Indeed, not even a warning. This is because of a subtle detail/flaw in the C language that allows character arrays to be initialized with a string literal that contains exactly as many characters as there is room in the array and then silently discard the null terminator (C17 6.7.9/15). The language is purposely behaving like this for historical reasons, see Inconsistent gcc diagnostic for string initialization for details. Also note that C++ is different here and does not allow this trick/flaw to be used.


Can all strings be considered an array of characters (Yes), can all character arrays be considered strings (No).

Why Not? and Why does it matter?

In addition to the other answers explaining that the length of a string is not stored anywhere as part of the string and the references to the standard where a string is defined, the flip-side is "How do the C library functions handle strings?"

While a character array can hold the same characters, it is simply an array of characters unless the last character is followed by the nul-terminating character. That nul-terminating character is what allows the array of characters to be considered (handled as) a string.

All functions in C that expect a string as an argument expect the sequence of characters to be nul-terminated. Why?

It has to do with the way all string functions work. Since the length isn't included as part of an array, string-functions, scan forward in the array until the nul-character (e.g. '\0' -- equivalent to decimal 0) is found. See ASCII Table and Description. Regardless whether you are using strcpy, strchr, strcspn, etc.. All string functions rely on the nul-terminating character being present to define where the end of that string is.

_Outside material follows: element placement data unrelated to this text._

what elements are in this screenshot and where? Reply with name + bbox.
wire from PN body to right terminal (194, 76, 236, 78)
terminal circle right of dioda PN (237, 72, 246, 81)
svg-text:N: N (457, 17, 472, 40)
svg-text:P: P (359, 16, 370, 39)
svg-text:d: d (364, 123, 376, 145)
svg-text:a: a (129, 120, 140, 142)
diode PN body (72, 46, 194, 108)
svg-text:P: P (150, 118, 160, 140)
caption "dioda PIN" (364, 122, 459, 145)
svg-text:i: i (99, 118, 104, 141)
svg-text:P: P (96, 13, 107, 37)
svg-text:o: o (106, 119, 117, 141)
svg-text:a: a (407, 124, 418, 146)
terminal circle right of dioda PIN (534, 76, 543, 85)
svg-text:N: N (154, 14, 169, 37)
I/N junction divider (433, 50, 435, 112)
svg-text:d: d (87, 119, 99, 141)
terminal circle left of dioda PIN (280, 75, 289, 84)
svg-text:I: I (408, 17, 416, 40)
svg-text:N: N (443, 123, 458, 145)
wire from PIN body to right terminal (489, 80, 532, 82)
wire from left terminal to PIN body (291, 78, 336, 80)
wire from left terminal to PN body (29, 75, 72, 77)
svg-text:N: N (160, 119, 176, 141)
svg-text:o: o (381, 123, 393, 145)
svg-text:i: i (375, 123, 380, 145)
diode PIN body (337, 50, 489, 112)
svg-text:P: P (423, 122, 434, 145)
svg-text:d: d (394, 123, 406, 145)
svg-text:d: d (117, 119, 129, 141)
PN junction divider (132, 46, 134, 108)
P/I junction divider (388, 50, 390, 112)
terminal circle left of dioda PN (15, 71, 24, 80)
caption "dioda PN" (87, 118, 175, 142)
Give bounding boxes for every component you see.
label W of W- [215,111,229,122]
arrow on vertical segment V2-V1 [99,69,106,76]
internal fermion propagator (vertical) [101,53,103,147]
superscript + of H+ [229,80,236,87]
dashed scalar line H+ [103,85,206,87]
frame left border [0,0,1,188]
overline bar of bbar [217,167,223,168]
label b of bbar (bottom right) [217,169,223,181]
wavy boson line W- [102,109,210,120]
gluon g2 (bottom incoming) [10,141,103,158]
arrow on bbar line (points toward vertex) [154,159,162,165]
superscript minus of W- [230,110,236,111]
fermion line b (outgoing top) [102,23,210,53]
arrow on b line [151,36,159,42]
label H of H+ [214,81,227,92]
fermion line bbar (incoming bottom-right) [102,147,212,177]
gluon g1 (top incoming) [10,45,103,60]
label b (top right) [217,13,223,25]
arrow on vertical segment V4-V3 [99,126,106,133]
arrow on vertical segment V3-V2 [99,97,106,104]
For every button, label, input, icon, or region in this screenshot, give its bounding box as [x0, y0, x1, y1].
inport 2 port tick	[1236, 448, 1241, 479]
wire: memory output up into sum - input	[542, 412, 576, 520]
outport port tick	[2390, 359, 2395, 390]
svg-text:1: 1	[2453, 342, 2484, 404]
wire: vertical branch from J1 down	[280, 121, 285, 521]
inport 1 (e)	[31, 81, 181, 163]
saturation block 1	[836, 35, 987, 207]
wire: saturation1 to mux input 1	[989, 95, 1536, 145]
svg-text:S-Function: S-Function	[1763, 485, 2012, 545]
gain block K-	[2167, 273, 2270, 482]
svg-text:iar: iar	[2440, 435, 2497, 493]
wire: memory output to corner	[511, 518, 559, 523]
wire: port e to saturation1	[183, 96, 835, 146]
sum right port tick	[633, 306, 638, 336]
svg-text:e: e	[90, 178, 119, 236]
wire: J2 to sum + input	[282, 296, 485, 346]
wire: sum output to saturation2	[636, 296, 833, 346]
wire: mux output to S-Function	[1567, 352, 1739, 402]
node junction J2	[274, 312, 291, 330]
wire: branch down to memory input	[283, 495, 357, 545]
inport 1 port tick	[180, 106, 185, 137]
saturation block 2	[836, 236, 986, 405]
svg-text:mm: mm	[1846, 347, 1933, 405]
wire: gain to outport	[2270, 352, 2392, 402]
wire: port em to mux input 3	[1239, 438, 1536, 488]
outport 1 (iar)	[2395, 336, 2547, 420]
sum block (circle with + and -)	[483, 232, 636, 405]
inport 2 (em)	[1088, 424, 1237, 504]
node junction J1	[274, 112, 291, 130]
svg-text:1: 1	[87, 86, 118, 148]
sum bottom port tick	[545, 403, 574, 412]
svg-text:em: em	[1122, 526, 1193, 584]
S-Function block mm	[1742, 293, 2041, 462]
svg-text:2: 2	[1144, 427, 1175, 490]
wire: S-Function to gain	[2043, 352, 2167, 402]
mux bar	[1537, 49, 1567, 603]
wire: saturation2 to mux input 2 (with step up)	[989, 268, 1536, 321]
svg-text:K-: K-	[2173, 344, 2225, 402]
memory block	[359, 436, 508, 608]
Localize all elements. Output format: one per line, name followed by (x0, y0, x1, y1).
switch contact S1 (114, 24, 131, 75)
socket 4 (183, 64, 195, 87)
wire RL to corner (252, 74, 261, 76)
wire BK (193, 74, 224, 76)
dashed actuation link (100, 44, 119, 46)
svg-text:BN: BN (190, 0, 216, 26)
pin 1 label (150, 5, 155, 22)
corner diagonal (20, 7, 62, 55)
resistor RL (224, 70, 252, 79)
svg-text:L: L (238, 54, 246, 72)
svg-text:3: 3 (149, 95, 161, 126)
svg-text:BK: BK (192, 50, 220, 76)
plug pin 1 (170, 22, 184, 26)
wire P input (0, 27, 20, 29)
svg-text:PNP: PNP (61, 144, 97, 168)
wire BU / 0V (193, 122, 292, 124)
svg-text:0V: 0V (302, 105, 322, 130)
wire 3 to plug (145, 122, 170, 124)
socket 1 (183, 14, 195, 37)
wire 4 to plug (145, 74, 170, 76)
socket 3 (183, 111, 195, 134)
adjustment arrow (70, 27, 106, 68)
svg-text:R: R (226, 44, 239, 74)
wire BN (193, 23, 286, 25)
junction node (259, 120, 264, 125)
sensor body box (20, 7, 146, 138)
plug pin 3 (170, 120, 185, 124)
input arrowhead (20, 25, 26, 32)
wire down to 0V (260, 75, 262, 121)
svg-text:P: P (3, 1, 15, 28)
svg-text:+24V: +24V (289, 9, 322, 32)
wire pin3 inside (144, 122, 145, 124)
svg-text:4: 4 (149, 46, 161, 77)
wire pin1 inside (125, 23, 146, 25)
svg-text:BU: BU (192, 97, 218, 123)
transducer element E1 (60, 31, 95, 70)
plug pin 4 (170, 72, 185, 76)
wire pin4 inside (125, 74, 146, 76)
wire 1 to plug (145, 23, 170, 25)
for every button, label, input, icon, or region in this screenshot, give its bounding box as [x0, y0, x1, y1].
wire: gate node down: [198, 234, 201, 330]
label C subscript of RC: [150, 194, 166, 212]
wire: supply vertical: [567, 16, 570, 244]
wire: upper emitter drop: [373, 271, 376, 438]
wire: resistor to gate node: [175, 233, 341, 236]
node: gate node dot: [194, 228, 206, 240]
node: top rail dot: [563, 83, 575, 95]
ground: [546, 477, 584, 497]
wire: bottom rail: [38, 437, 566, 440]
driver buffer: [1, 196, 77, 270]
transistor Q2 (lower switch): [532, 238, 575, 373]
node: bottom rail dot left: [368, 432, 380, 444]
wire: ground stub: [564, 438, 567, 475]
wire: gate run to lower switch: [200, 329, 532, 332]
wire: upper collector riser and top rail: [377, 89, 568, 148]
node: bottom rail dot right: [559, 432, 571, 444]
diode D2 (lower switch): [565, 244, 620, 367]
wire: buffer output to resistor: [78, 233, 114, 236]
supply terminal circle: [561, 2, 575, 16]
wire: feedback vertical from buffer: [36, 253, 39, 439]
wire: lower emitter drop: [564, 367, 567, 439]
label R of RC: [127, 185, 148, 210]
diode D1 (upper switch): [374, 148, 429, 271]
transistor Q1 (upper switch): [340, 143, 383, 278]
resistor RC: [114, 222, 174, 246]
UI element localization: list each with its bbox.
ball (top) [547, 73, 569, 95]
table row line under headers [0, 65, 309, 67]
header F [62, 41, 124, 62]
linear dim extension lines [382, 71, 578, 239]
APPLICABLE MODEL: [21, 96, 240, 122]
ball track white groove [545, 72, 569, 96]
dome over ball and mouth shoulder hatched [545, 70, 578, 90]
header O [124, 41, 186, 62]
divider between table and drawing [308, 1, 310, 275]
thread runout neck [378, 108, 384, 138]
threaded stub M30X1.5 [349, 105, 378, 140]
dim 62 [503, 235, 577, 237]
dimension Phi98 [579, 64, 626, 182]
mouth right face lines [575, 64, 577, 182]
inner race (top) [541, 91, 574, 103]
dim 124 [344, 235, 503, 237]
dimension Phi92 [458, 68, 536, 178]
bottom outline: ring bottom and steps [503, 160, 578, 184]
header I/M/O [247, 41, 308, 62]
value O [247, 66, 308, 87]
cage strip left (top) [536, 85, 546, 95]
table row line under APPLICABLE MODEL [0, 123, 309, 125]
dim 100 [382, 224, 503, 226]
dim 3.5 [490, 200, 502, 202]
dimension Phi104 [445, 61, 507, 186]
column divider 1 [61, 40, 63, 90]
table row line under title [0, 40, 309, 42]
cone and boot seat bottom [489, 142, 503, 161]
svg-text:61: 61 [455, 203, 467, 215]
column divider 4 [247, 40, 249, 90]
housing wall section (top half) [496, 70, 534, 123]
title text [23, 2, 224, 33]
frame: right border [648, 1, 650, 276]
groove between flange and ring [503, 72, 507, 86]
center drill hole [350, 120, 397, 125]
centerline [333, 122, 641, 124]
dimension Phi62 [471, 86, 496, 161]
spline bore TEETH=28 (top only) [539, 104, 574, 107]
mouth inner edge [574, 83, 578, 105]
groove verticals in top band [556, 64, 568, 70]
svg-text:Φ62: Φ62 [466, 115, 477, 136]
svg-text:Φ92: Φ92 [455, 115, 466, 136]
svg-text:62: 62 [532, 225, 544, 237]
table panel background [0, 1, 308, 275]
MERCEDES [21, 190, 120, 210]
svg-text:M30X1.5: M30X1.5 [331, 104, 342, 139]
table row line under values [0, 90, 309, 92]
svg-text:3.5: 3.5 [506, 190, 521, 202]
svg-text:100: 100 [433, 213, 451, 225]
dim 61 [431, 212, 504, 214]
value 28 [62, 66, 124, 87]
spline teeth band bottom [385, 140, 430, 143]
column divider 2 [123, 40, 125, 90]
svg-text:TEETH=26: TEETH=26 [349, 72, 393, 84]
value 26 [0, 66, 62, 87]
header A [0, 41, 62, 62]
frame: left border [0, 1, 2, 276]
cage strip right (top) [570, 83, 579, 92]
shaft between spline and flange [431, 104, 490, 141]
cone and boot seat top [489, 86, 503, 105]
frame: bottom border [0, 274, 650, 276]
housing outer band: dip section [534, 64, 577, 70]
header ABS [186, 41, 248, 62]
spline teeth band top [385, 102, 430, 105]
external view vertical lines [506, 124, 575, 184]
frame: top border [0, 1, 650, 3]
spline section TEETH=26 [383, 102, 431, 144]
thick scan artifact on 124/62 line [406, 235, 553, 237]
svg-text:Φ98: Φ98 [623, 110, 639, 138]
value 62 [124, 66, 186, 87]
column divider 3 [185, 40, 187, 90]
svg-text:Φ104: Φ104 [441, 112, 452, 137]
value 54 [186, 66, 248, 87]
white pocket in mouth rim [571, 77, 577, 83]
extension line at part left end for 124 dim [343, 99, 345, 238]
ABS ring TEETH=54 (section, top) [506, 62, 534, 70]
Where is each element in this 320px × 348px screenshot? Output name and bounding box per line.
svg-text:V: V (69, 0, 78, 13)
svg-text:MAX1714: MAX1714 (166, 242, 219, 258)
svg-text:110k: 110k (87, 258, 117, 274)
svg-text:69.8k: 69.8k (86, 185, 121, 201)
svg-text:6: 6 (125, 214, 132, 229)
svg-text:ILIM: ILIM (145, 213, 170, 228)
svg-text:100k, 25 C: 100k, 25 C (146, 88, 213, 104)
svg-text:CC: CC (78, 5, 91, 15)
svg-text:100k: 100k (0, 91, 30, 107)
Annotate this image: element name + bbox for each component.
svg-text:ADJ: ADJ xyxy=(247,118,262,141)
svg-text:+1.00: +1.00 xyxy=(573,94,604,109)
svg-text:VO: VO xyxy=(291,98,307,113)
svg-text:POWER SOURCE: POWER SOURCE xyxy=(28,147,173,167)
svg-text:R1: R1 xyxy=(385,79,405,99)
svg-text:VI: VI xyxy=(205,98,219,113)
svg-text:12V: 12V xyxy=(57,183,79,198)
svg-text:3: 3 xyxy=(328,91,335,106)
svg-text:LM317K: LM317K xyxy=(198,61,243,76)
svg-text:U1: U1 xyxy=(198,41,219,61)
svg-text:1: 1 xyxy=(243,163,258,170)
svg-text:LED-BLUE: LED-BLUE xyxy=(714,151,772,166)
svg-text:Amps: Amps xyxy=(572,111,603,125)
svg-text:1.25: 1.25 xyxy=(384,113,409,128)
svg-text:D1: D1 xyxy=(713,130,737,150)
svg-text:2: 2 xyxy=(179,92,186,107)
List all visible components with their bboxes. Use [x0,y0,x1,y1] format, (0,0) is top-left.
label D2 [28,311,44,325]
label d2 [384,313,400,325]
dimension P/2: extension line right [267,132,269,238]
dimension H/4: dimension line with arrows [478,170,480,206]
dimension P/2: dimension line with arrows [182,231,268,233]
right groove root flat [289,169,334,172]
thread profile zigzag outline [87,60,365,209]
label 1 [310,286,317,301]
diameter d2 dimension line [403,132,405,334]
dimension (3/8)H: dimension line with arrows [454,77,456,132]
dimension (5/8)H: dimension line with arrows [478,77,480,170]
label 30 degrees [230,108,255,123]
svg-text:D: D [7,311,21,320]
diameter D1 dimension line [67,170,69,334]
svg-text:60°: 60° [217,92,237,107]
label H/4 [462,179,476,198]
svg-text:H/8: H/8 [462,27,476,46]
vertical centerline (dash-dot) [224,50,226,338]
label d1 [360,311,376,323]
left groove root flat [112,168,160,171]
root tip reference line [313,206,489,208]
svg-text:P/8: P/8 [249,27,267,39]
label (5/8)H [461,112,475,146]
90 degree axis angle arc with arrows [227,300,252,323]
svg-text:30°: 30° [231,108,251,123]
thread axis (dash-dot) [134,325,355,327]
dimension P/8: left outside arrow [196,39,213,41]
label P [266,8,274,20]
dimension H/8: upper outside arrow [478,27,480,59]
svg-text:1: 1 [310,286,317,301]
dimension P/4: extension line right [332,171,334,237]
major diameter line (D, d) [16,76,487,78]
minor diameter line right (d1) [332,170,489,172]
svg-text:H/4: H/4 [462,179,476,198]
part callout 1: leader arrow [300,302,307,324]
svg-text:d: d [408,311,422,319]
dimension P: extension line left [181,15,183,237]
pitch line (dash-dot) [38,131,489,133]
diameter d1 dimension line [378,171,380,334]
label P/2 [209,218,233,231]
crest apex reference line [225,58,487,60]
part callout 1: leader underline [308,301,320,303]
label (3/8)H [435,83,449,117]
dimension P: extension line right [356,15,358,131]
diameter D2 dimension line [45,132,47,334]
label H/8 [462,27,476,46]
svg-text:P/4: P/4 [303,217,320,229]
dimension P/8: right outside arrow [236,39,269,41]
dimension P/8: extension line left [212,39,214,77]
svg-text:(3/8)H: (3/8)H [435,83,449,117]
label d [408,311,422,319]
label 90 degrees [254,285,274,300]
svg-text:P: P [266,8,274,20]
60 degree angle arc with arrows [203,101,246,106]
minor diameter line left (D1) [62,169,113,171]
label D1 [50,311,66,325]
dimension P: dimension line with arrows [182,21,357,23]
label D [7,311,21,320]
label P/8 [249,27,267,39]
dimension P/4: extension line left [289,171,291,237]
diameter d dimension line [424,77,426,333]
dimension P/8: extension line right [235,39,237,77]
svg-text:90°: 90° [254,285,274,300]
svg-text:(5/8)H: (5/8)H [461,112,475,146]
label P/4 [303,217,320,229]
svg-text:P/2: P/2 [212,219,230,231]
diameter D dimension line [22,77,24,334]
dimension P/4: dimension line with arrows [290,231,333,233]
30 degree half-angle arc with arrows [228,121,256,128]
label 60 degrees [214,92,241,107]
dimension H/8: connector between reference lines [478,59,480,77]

A comparison of two similar functions from string.h will emphasize the importance of the nul-terminating character. Take for example:

    char *strcpy(char *dest, const char *src);

The strcpy function simply copies bytes from src to dest until the nul-terminating character is found telling strcpy where to stop copying characters. Now take the similar function memcpy:

    void *memcpy(void *dest, const void *src, size_t n);

The function performs a similar operation, but does not consider or require the src parameter to be a string. Since memcpy cannot simply scan forward in src copying bytes to dest until a nul-terminating character is reached, it requires an explicit number of bytes to copy as a third parameter. This third parameter provides memcpy with the same size information strcpy is able to derive simply by scanning forward until a nul-terminating character is found.

(which also emphasizes what goes wrong in strcpy (or any function expecting a string) if you fail to provide the function with a nul-terminated string -- it has no idea where to stop and will happily race off across the rest of your memory segment invoking Undefined Behavior until a nul-character just happens to be found somewhere in memory -- or a Segmentation Fault occurs)

That is why functions expecting a nul-terminated string must be passed a nul-terminated string and why it matters.